10 May Buzz Aldrin’s Martian Dreams
Buzz Aldrin – Air Force pilot, author, engineer and space pioneer – is very clear about Mars. He is a staunch advocate of sending a manned mission to the red planet, a topic about which he expounds in his new book, “Mission to Mars: My Vision for Space Exploration.”
But Aldrin has very little interest in going there himself.
“I was a pole-vaulter,” said the second person to walk on the moon. “One spurt and you got it.”
No more space missions – especially lengthy ones – for Dr. Aldrin. The 83-year old retired astronaut spoke with ABC News’ Bill Weir about Mars, the Moon, and a host of other interstellar topics in a recent interview for Newsmakers.

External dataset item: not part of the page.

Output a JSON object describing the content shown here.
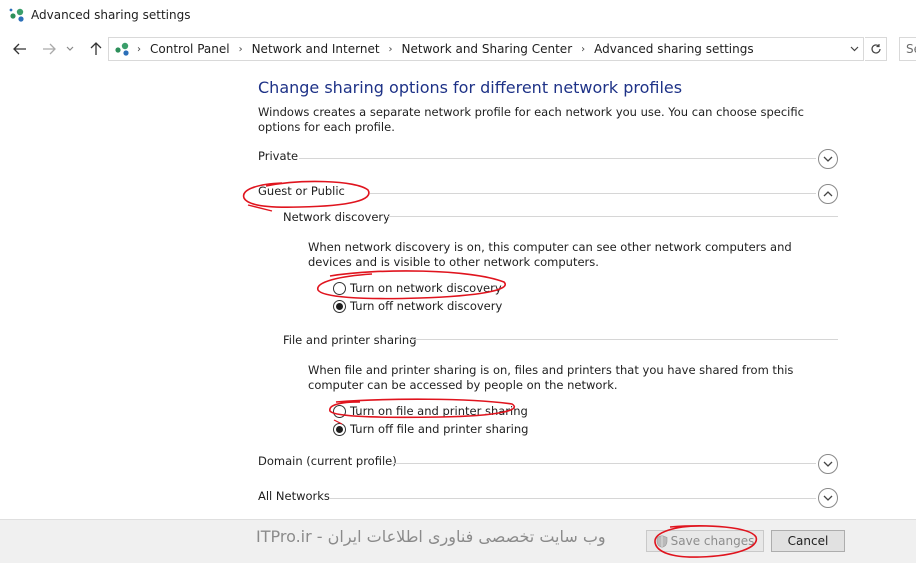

In “Mission to Mars,” Aldrin advocated for a grand international campaign to send people to Mars by the year 2035. He drew on his experience with the Apollo program.
“Going to the moon was a national effort,” he said. “Going to Mars … [is an] extension of our capabilities. Of the Earth’s capabilities, of human beings. That should be a national effort. It should be an international [effort].”
Aldrin argued that just because Earthlings don’t yet understand all the dynamics of such an ambitious interplanetary project, it is no excuse for not aggressively pursuing it just like Apollo 11.
“We didn’t know very much about going to the moon,” he said.
There were some who thought Apollo’s lander would sink into deep silt when it hit the moon’s surface.
Or, “people said, lunar dust, if you get any of it in a sample and expose it to oxygen, it’s going to burst into flames.”
The very fact of Aldrin’s lengthy post-lunar career, now some 44 years long, would suggest that, in his words, “It didn’t.”
Aldrin also joked, “And there weren’t any green men up there, except on the back side.” (In space, no one can hear you laugh.)
Returning once more to the method of a manned Mars mission, he brimmed with ideas and theories. But the thrice-married Aldrin is not enthusiastic about billionaire space tourist Dennis Tito’s plan to recruit a married couple for the 500-day round-trip journey to our solar system’s fourth planet.
“Doesn’t sound like a honeymoon to me,” he said.